When her hair was clean and blow-dried, Immy turned her van out of the nose-in space in front of Cathy’s Kut and Kurl, the vivid pink of the small wooden structure flashing so bright in the rearview mirror it made Immy’s stomach hurt.

Directly across Second Street from Cathy’s, where Huey’s Hash used to be, stood the only franchise establishment in Saltlick, the newly opened Tomato Garden, a faux Italian chain owned by the Giovanni family in El Paso. Frankie Laramie, a Giovanni on his mother’s side, was the manager, but most Saltlickians thought he didn’t have enough gumption to run the place. Some gave it three months, some six.

Immy wanted to wish the place luck. It was good to have an eatery in Saltlick. The nearest Dairy Queen was in Cowtail. But she couldn’t help the anger she felt when she passed by the door, never going in. She had owned the previous restaurant, a legacy from her Uncle Huey, and Frankie and his Uncle Guido had argued that the property was worth very little. They had argued so convincingly, she had sold it to them for very little. Afterwards, when she saw the booming business it did, she knew she’d been cheated. It was doing as well as the Wymee Falls franchise, which they also owned.

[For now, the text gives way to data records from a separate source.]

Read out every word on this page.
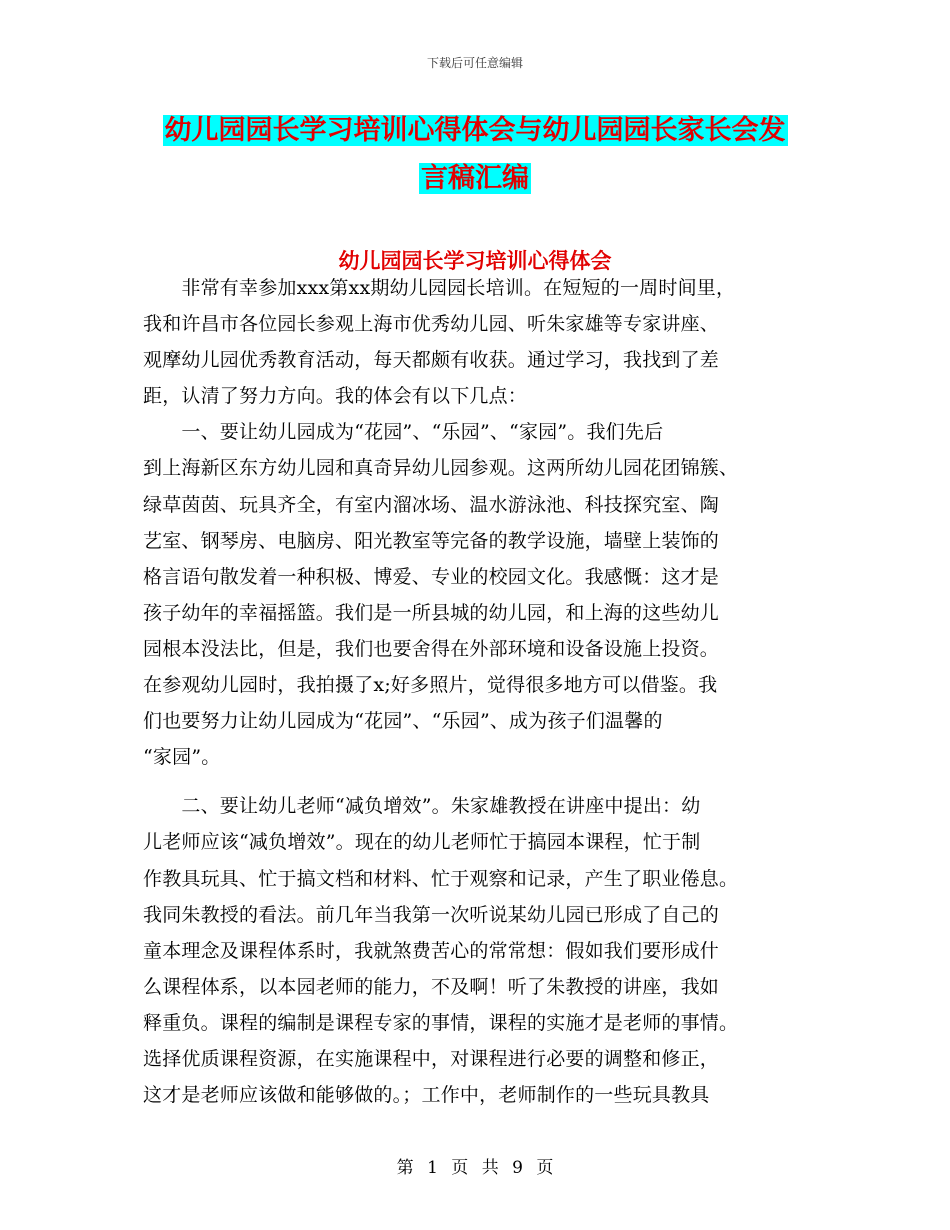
下载后可任意编辑
幼儿园园长学习培训心得体会与幼儿园园长家长会发
言稿汇编
幼儿园园长学习培训心得体会
　　非常有幸参加xxx第xx期幼儿园园长培训。在短短的一周时间里，
我和许昌市各位园长参观上海市优秀幼儿园、听朱家雄等专家讲座、
观摩幼儿园优秀教育活动，每天都颇有收获。通过学习，我找到了差
距，认清了努力方向。我的体会有以下几点：
　　一、要让幼儿园成为“花园”、“乐园”、“家园”。我们先后
到上海新区东方幼儿园和真奇异幼儿园参观。这两所幼儿园花团锦簇、
绿草茵茵、玩具齐全，有室内溜冰场、温水游泳池、科技探究室、陶
艺室、钢琴房、电脑房、阳光教室等完备的教学设施，墙壁上装饰的
格言语句散发着一种积极、博爱、专业的校园文化。我感慨：这才是
孩子幼年的幸福摇篮。我们是一所县城的幼儿园，和上海的这些幼儿
园根本没法比，但是，我们也要舍得在外部环境和设备设施上投资。
在参观幼儿园时，我拍摄了x;好多照片，觉得很多地方可以借鉴。我
们也要努力让幼儿园成为“花园”、“乐园”、成为孩子们温馨的
“家园”。
　　二、要让幼儿老师“减负增效”。朱家雄教授在讲座中提出：幼
儿老师应该“减负增效”。现在的幼儿老师忙于搞园本课程，忙于制
作教具玩具、忙于搞文档和材料、忙于观察和记录，产生了职业倦息。
我同朱教授的看法。前几年当我第一次听说某幼儿园已形成了自己的
童本理念及课程体系时，我就煞费苦心的常常想：假如我们要形成什
么课程体系，以本园老师的能力，不及啊！听了朱教授的讲座，我如
释重负。课程的编制是课程专家的事情，课程的实施才是老师的事情。
选择优质课程资源，在实施课程中，对课程进行必要的调整和修正，
这才是老师应该做和能够做的。；工作中，老师制作的一些玩具教具
第 1 页 共 9 页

The restaurant was flanked by the glass windowed second-hand shop that used to be a video rental store and the town library, whose limited hours meant it was hardly ever open. The town had to save money somewhere, and replacing the yellow light bulbs in the blinking light on the main drag was expensive. The First Bank of Saltlick presented a staid façade next to Cathy’s garish Kut and Kurl. Immy pulled into the All Sips “inconvenience store”, as Hortense call it, across the street to fill the van’s voracious gas tank, then began her drive into town.

Immy usually liked to drive past the placid cattle, chewing grass in the vast fields between Saltlick and Wymee Falls, but today she was in a hurry and had a lot on her mind. Turkey buzzards circled ominously above a slight dip beyond a far herd and Immy hoped a dead calf was not their target.

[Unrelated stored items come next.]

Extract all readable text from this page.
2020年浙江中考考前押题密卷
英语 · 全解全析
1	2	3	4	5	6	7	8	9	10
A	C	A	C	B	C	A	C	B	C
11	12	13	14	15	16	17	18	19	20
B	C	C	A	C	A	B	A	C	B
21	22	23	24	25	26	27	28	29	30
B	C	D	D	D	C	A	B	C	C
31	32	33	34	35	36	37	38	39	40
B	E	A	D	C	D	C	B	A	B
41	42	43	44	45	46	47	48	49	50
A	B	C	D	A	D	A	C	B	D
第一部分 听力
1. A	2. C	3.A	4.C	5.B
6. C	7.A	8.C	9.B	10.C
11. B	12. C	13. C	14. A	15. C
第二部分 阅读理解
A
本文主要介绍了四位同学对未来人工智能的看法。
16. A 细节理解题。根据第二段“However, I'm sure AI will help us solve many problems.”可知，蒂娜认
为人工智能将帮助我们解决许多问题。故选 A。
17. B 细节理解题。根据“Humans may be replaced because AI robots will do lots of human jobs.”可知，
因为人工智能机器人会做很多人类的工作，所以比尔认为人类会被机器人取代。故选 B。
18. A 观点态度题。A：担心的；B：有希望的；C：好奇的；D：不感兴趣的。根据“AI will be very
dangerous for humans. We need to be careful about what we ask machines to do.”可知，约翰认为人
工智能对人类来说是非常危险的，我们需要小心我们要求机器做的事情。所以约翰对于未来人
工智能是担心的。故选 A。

Wymee Falls, the county seat of Wymee County, was the nearest town big enough to have a bakery, a mall, and multiple strip shopping centers. The town wasn’t exactly thriving, but it wasn’t dying as actively as Saltlick and some of the other small surrounding towns. The oil boom had made the area, but the decline in oil drilling had brought about a decline here, too.

Saltlick has specialized in supplying oil drilling equipment to many local refineries. Now yards full of rusty remnants pocked the town. No one seemed to know what to do with the stuff that nobody wanted any more. The biggest employer in Saltlick was the school system. The biggest events were football games on Thursdays and Fridays in the fall. These were replaced by Go-Kart and riding mower races when football season ended.

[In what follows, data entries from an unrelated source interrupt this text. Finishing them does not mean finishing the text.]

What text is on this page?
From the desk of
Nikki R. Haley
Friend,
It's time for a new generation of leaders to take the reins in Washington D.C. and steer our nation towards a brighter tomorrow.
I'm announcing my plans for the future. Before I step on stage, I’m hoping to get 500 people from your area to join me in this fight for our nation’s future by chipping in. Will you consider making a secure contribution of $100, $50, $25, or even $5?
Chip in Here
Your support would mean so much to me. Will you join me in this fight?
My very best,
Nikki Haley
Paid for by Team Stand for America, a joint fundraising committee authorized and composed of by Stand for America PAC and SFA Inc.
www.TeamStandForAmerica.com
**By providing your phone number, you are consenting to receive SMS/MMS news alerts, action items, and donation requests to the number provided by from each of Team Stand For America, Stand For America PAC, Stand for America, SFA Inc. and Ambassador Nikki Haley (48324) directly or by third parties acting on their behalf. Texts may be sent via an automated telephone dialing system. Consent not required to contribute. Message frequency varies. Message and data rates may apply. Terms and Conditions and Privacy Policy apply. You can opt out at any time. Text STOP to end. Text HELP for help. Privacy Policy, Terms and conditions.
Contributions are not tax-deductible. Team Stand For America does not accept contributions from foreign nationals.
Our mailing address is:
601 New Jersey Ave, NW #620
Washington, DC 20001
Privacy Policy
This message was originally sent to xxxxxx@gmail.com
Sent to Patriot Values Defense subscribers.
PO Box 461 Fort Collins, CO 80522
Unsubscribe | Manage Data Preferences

Wymee Falls, on the other hand, survived on a few other things. There was the shopping mall, the only one for miles around, the sporting events—rodeos and ice hockey, and a nearby Air Force Base to supply shoppers for the mall and attendees at the events. Oil was still an industry, and pump jacks still dotted the landscape, but it was a much smaller part of the economy than in prior years.

After she saw the turkey buzzards, Immy passed one big pump jack and two smaller ones on the way into town.